In fact, these are some of the hiccups gripping the e-commerce industry today. Just take the instance of Flipkart here, over $5.8 billion has been wiped out of its valuation since its woes started in February last year when a mutual fund firm pared its value by 27%.  This was followed by three other investors reducing their stake in the e-commerce firm.

On the top of it, the government also announced policy that barred these players to offer discounts, capping total sales originating from a group company at 25%. The e-commerce marketplace was gradually seen slipping into losses and as a result, it resorted to some cost-cutting drives.

Snapdeal fired around 900 employees last December. Zomato, CarDekho were some other players which handed over pink slips to employees in order to create healthier balance sheets.

Flipkart pared its sellers’ chunk and drew a lot of flak when it increased the prices of its product, including electronics, smartphones and books, by 15 to 20 per cent and also tweaked its return policy. It reduced its period of return from 30 days to 10 days with sellers mandated to pay 40 per cent commission as compared to 10 per cent earlier.

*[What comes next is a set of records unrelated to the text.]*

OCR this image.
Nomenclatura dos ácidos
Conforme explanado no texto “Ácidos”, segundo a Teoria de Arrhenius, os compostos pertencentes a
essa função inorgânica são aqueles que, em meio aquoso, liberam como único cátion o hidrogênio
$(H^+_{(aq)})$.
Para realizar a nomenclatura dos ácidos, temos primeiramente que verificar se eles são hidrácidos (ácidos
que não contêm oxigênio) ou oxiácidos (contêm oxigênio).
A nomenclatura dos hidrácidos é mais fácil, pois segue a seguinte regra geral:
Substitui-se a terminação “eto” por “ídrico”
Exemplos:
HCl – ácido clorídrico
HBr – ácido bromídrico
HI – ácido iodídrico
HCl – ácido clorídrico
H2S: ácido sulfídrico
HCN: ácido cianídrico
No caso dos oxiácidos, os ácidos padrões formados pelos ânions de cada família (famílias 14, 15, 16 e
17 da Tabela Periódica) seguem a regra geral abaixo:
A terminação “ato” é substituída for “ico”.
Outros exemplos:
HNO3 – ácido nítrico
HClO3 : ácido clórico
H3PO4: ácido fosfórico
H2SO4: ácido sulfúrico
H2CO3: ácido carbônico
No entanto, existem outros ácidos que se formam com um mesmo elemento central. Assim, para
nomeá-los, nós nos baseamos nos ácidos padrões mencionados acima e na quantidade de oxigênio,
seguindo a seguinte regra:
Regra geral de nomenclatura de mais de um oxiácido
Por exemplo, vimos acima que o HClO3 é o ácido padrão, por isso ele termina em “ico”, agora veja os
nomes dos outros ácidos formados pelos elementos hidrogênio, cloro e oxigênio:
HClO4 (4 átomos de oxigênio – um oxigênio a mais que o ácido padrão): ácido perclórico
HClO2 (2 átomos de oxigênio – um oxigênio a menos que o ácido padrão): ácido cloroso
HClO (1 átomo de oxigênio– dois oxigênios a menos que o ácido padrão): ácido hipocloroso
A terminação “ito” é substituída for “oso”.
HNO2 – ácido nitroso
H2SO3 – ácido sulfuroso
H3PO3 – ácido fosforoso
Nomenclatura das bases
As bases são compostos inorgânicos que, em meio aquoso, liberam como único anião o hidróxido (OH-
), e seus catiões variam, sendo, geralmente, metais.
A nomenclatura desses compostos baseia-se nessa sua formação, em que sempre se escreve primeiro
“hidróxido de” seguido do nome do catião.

They were also liable to bear the shipping costs of returns.

These are the testing times for the e-commerce giants, but the grim situation could have been avoided, had there was some reality check.

Now is the time to face some harsher reality and again seeding the online platform with the right set of ideas. Bellying up is, of course, not a good idea, but may be not with discounts this time, but by developing a cohesive relationship and by knowing customers well, companies may win back again and make a mark.